House of Fraser survival plan means Oxford St to close, 6,000 jobs to go

House of Fraser has revealed details of its CVA and the worst fears of its staff and landlords have been realised as it has confirmed that it wants to close 31 stores, including its longstanding flagship on London's Oxford Street. That will mean the loss of up to 6,000 jobs, including 2,000 directly-employed staff and another 4,000 who work for brands and concession partners.


House of Fraser's Oxford Street store is to close - DR


The company is closing more than half of its 59 total stores in a radical downsizing designed to ensure its survival. In announcing the details, the retailer said that the moves are “central to the significant restructuring of the business, without which House of Fraser does not have a viable future”.

The CVA follows news early last month that a controlling stake in the business (51%) is being sold to China’s C.Banner, with the new owners set to inject significant new capital into the company on condition of it being restructured.

The 59 stores HoF currently operates are all held on leases rather than being owned outright and the company said the portfolio “is unsustainable in its current form.”

As well as reducing in size to 28 stores, instantly sending it down the rankings in terms of the dominant UK department store chains, it’s also proposing to move its London and Glasgow head offices to new locations.

In full, the stores set to close are Altrincham, Aylesbury, Birkenhead, Birmingham, Bournemouth, Camberley, Cardiff, Carlisle, Chichester, Cirencester, Cwmbran, Darlington, Doncaster, Edinburgh Frasers, Epsom, Grimsby, High Wycombe, Hull, Leamington Spa, Lincoln, London Oxford Street, London King Willam Street, Middlesbrough, Milton Keynes, Plymouth, Shrewsbury, Skipton, Swindon, Telford, Wolverhampton, and Worcester.

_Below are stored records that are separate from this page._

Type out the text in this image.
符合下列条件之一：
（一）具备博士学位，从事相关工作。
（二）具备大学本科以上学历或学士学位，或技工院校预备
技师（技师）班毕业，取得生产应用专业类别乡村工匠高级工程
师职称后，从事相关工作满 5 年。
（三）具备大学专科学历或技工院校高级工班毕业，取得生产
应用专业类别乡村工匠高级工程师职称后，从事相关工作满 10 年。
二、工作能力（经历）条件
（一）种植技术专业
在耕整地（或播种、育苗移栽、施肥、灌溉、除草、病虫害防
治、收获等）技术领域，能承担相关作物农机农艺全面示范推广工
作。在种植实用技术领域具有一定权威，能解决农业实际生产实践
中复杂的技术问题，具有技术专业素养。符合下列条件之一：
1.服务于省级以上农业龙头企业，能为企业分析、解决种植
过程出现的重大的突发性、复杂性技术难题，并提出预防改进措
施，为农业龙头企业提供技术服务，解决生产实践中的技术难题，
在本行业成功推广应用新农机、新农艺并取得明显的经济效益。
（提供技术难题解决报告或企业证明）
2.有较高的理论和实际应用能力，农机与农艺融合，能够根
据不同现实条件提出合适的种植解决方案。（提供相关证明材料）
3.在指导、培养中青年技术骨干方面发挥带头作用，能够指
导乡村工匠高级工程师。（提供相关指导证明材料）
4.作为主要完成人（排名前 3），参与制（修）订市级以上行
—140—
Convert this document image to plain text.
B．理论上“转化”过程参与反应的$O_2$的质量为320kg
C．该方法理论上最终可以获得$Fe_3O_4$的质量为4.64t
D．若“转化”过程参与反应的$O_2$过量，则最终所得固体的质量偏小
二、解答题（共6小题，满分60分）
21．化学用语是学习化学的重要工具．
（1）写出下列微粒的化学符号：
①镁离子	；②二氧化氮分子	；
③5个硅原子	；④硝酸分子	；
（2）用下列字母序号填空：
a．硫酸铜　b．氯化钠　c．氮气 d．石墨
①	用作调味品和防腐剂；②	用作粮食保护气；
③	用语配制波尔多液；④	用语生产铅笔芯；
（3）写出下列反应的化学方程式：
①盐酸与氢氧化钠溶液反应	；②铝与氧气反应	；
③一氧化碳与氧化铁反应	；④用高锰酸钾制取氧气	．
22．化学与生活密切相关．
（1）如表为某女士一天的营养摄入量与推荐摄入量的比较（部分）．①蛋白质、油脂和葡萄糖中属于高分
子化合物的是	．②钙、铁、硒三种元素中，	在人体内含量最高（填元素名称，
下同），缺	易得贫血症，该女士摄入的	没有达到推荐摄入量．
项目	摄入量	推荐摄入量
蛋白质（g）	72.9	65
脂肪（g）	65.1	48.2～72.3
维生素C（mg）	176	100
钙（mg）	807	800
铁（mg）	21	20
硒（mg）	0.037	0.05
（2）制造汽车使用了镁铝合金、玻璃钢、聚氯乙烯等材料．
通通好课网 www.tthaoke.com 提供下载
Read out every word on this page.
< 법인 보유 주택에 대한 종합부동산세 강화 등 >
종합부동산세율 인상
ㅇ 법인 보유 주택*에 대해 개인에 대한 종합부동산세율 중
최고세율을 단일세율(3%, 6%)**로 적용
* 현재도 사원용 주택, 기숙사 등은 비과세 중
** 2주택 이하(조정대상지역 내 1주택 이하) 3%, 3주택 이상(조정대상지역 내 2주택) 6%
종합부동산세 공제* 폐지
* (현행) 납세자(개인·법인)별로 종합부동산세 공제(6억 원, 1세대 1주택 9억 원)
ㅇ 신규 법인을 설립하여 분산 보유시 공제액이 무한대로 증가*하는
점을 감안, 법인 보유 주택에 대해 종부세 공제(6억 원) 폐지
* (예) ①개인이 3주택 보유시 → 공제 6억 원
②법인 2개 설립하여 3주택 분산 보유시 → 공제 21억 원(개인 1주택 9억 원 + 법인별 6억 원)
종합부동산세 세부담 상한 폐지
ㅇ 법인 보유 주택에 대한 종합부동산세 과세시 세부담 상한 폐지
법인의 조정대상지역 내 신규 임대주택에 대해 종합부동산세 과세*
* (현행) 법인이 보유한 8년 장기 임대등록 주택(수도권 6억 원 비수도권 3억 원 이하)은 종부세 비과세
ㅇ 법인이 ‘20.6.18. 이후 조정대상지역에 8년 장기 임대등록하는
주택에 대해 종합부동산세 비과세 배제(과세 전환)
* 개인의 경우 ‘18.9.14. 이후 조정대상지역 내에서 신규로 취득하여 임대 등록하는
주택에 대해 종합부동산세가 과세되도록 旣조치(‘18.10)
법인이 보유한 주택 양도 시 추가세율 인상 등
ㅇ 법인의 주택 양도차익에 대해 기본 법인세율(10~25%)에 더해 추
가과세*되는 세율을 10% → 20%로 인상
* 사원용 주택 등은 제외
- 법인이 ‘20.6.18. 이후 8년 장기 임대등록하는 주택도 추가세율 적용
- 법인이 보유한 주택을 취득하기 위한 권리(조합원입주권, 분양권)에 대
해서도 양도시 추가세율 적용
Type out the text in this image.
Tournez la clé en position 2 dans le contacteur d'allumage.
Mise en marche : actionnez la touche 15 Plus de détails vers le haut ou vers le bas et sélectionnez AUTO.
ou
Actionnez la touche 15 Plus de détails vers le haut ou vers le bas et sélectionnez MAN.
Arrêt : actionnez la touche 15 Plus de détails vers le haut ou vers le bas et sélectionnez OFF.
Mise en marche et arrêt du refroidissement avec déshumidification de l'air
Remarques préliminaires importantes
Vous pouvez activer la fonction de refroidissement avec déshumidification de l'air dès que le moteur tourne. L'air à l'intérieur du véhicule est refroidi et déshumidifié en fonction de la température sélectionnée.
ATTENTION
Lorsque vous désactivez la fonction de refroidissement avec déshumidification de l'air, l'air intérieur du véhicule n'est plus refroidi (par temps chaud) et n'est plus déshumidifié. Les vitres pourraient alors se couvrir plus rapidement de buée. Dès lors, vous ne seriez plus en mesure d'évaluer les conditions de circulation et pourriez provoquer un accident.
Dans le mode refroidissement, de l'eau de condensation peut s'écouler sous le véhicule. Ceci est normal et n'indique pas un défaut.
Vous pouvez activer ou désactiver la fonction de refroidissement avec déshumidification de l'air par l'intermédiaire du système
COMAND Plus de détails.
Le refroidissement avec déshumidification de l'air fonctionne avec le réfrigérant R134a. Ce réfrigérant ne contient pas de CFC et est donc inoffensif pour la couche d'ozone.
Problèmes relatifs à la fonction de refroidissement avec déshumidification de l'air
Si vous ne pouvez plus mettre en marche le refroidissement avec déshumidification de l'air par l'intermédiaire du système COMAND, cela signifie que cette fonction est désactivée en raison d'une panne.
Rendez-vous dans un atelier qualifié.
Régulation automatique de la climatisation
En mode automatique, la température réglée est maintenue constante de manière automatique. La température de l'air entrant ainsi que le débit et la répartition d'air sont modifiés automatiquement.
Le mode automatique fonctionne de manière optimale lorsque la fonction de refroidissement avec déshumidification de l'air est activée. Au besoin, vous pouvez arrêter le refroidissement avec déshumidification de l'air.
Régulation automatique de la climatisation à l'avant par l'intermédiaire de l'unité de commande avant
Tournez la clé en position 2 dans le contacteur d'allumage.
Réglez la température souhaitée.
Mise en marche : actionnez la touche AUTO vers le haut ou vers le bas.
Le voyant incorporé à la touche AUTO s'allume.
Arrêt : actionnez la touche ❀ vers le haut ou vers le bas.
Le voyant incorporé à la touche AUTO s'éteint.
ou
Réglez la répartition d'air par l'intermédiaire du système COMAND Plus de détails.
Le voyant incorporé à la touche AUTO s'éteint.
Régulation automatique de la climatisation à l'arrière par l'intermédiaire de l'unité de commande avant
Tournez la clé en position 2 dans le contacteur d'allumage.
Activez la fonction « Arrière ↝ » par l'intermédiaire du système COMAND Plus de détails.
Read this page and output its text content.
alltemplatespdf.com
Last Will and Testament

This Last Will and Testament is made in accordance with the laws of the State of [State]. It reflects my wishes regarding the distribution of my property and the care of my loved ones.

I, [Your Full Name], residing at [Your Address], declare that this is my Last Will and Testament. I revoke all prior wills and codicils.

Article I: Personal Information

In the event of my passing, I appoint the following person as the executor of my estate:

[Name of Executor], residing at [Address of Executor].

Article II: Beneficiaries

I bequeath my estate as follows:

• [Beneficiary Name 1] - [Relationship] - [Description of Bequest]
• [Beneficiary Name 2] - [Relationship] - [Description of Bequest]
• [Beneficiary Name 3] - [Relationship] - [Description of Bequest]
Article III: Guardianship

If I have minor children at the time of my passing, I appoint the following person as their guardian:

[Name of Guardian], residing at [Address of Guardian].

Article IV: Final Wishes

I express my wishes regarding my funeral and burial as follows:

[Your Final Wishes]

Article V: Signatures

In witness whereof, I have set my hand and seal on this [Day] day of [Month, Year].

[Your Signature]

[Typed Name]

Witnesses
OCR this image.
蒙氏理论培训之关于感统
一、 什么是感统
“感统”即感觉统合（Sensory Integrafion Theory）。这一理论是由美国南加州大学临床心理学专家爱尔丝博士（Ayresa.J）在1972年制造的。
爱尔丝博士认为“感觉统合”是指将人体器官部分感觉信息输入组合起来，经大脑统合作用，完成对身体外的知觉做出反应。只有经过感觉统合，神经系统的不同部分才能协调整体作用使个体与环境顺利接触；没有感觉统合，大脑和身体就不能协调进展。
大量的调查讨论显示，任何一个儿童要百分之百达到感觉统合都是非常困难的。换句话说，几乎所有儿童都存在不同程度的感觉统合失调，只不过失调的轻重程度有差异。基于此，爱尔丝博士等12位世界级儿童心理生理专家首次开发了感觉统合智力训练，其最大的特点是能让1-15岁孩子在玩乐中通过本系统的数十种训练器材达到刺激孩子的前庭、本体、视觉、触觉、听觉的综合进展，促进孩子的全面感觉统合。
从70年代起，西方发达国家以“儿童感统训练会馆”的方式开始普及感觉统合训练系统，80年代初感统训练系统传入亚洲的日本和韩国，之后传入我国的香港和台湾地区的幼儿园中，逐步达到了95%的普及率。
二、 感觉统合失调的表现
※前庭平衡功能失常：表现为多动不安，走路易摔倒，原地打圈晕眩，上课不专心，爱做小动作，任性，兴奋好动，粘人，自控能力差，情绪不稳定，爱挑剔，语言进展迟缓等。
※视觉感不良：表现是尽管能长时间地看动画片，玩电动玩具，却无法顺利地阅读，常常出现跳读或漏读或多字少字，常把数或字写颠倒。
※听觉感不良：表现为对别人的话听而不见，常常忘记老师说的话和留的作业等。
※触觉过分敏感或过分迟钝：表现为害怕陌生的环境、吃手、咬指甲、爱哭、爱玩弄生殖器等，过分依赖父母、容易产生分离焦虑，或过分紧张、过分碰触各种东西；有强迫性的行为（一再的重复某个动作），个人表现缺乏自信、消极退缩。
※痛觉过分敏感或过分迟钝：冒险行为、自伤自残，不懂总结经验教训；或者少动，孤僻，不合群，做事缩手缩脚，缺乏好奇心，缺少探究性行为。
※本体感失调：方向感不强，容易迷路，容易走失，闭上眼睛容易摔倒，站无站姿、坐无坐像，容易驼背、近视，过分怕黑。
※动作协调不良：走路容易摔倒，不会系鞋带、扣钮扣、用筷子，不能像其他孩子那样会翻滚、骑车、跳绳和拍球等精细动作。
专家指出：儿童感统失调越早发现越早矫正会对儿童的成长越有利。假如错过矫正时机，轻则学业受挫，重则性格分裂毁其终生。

Two of its stores that are separate legal entities are excluded from the CVA proposals. They are Dundrum in the Republic of Ireland and Beatties in Solihull.

So what happens now? There will be a 17-day consultation period around the CVA proposal and House of Fraser will be going to its creditors on June 22 to seek approval of its plans.

The affected locations will continue to trade as normal for now with closures expected early next year.

Chairman Frank Slevin was brutal in his summing up of the situation: “The retail industry is undergoing fundamental change and House of Fraser urgently needs to adapt to this fast-changing landscape in order to give it a future and allow it to thrive. Our legacy store estate has created an unsustainable cost base, which without restructuring, presents an existential threat to the business. Closing stores is a very difficult decision [but] there should be no doubt that it is absolutely necessary if we are to continue to trade and be competitive.”

He also said that dialogue with key stakeholders has been “constructive” so far. But he appeared to concede that there will be opposition to the CVA plan when he said that “ultimately, it will be for individual creditors to decide how they will vote on the CVA. We believe the proposal has sought to find a solution that is fair for all parties, enabling us to secure vital new capital from C.Banner.”